Wenn Johannes Erz über sein Handwerk spricht, erkennt man seine Leidenschaft für den Ökolandbau. Der sympathische Landwirt baut im Märkisch-Oderland auf knapp 4 Hektar besten Kürbisse für uns an und erntet noch alles von Hand. Landwirtschaft wie sie sein sollte: Sympathisch. Persönlich. Regional.

Als wir in Alt Tucheband, schon fast im Küstriner Vorland, an unserem Ziel ankommen, begrüßt uns ein  hochgewachsener, fröhlicher junger Mann, dem man die frühe Stunde gar nicht anmerkt. Johannes Erz stammt ursprünglich aus dem Stuttgarter Großraum, hat die Heimat für sich und seine Frau Hanna allerdings hier im Märkisch-Oderland auf seinem zehn Hektar großen Hof gefunden. Seit 2016 nennen sie den Hof ihr Eigen.

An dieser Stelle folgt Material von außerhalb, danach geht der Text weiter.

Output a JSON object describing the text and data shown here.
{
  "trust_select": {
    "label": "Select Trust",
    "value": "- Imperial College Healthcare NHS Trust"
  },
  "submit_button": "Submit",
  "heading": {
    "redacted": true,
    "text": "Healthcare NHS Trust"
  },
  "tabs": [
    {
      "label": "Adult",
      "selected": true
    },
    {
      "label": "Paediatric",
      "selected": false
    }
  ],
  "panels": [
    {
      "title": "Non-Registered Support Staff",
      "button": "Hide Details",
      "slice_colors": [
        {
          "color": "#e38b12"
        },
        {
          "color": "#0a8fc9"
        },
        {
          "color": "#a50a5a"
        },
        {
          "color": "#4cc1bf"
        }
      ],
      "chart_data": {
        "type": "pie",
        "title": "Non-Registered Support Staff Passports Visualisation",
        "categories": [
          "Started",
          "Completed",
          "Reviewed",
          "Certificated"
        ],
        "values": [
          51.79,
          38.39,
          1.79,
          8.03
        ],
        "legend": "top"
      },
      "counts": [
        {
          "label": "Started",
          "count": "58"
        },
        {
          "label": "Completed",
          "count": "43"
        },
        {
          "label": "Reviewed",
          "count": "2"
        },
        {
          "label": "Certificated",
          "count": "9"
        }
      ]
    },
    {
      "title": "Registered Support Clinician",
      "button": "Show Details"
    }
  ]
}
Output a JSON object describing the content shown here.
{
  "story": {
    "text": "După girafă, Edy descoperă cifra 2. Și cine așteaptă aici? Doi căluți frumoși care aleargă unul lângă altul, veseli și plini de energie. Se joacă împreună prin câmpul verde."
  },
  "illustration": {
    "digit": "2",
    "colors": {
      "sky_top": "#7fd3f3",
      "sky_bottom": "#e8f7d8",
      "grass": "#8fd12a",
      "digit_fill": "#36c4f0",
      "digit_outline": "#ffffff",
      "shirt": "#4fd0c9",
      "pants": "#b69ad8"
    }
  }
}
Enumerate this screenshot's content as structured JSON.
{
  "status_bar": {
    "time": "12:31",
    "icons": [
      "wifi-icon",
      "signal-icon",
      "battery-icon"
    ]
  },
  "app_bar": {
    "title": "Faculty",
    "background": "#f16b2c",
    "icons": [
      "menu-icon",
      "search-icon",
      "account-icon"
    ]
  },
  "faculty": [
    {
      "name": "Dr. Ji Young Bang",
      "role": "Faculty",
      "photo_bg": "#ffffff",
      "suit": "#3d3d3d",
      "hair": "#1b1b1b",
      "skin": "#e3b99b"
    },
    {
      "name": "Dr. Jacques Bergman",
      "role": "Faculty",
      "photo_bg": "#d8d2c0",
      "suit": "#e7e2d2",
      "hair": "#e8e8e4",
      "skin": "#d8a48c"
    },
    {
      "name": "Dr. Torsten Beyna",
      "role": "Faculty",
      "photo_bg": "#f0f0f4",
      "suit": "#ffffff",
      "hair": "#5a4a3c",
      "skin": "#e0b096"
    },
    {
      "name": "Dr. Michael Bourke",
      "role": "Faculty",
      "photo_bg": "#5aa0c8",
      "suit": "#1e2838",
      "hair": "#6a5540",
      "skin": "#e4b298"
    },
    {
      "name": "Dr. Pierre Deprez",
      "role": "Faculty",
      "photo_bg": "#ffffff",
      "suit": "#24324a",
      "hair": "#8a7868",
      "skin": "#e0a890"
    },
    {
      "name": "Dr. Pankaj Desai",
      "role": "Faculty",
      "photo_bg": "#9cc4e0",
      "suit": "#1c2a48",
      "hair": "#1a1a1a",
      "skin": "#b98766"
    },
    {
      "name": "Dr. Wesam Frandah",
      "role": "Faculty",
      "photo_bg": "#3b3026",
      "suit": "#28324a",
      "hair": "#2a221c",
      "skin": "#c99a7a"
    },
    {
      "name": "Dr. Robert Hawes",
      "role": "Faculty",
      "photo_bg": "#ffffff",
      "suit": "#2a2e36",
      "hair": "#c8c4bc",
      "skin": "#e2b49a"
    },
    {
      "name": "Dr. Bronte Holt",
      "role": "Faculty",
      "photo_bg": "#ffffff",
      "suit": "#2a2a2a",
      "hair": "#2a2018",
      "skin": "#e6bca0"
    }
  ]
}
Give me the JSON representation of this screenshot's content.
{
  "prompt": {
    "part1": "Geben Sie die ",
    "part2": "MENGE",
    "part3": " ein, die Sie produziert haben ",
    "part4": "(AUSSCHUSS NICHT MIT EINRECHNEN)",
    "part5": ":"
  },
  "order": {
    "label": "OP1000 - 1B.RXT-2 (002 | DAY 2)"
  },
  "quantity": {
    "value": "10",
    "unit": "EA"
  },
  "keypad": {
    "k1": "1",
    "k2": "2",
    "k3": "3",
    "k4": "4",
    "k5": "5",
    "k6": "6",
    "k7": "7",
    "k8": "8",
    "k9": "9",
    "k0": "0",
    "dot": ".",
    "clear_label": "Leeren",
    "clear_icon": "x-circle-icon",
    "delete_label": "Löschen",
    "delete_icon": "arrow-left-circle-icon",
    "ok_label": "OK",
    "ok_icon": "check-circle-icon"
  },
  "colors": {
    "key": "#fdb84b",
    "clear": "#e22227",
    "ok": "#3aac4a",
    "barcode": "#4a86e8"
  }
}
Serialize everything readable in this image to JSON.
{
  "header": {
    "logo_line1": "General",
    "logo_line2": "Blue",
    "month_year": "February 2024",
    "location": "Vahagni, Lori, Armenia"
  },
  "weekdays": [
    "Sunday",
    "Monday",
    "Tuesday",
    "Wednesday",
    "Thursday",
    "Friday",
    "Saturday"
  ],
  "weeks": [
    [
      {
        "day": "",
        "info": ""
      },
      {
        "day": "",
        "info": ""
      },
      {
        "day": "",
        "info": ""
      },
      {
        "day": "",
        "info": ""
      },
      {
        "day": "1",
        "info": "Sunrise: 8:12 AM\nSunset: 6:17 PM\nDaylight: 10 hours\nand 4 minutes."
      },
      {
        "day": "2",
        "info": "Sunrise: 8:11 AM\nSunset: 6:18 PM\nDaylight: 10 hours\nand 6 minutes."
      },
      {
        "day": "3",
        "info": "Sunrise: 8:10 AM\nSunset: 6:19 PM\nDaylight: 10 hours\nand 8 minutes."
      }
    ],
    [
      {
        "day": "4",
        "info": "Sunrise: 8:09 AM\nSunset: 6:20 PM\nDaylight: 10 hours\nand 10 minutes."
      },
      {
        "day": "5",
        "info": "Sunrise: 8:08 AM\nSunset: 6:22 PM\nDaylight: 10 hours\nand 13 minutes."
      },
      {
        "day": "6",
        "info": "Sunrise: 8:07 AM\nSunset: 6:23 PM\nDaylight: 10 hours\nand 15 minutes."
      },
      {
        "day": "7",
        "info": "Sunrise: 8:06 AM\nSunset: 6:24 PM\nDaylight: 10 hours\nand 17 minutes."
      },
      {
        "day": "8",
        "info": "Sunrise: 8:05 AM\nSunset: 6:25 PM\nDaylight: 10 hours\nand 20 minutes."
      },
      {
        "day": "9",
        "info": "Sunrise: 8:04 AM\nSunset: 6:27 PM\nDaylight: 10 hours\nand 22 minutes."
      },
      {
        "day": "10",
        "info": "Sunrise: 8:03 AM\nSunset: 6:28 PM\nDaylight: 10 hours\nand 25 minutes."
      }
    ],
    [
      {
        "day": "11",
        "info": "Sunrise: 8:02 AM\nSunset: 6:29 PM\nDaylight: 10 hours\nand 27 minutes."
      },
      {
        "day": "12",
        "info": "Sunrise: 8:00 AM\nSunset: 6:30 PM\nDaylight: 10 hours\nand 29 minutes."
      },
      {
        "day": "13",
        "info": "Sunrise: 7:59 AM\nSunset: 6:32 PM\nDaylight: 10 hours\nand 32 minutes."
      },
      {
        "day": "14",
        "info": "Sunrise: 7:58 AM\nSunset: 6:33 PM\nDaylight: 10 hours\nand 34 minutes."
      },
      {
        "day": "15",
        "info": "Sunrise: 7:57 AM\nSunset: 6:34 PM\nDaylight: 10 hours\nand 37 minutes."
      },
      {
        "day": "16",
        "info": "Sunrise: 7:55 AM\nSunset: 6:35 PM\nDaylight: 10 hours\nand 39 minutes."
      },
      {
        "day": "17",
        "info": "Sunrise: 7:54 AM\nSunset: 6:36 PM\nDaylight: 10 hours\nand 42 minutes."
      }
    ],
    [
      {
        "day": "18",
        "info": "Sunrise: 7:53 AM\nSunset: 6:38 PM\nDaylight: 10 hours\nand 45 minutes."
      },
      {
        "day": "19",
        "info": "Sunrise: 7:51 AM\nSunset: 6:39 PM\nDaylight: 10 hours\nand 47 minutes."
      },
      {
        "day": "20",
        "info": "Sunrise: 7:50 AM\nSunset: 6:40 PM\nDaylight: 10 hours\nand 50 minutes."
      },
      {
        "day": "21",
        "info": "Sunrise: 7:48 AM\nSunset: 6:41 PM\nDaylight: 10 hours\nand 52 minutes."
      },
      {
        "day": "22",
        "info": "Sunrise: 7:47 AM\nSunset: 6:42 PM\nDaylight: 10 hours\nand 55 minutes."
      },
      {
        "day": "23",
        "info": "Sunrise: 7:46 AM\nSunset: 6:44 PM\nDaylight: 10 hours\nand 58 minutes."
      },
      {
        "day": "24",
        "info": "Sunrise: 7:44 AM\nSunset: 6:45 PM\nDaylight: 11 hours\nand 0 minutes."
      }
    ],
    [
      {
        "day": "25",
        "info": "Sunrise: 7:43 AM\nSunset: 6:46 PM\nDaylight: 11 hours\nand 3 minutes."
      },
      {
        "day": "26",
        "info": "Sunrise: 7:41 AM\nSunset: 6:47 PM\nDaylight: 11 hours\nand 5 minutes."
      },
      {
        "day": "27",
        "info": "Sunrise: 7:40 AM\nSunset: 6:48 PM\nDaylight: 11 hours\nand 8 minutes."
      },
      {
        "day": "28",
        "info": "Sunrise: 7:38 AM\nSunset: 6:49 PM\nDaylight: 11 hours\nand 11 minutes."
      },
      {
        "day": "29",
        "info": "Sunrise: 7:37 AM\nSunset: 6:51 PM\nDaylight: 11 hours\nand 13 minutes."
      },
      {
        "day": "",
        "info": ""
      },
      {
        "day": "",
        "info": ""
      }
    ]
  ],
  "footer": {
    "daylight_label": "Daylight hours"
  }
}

Johannes ist Öko-Landwirt mit Leib und Seele. Schon als Jugendlicher half er auf einem benachbarten Hof aus, nach seiner Fachausbildung als Techniker für Landwirtschaft arbeitete er auf den elterlichen Streuobstwiesen mit. Johannes hat in der konventionellen Landwirtschaft gelernt, doch merkte recht schnell, dass ihn das nicht glücklich machen würde. Er träumte schon früh von mehr. In Eberswalde nahm er ein ökologisches Studium auf und lernte seine zukünftige Frau kennen. Schon während dieser Zeit verliebten sich die beiden ein bisschen in die Region. Fruchtbares Land und bezahlbare, gut erhaltene Höfe, denen man wieder Leben einhauchen kann. Das ist genau das, was die beiden suchten.

Der Kürbisanbau ist für mich wie eine Einstiegsdroge in den Gemüseanbau. Kürbisse zu ernten, ist etwas Tolles, denn man sieht schnell Ergebnisse!“

Dabei war der anfängliche Lernprozess gar nicht so einfach. Um nicht jeden Samen einzeln legen zu müssen, hat Johannes seine Kartoffel-Legemaschine zur Samen-Legemaschine umgebaut. Kreativität zahlt sich aus. Seine Hokkaido-Kürbisse nehmen mittlerweile vier Hektar der Fläche ein und sind so etwas wie das Herzstück des Bio-Hofs geworden.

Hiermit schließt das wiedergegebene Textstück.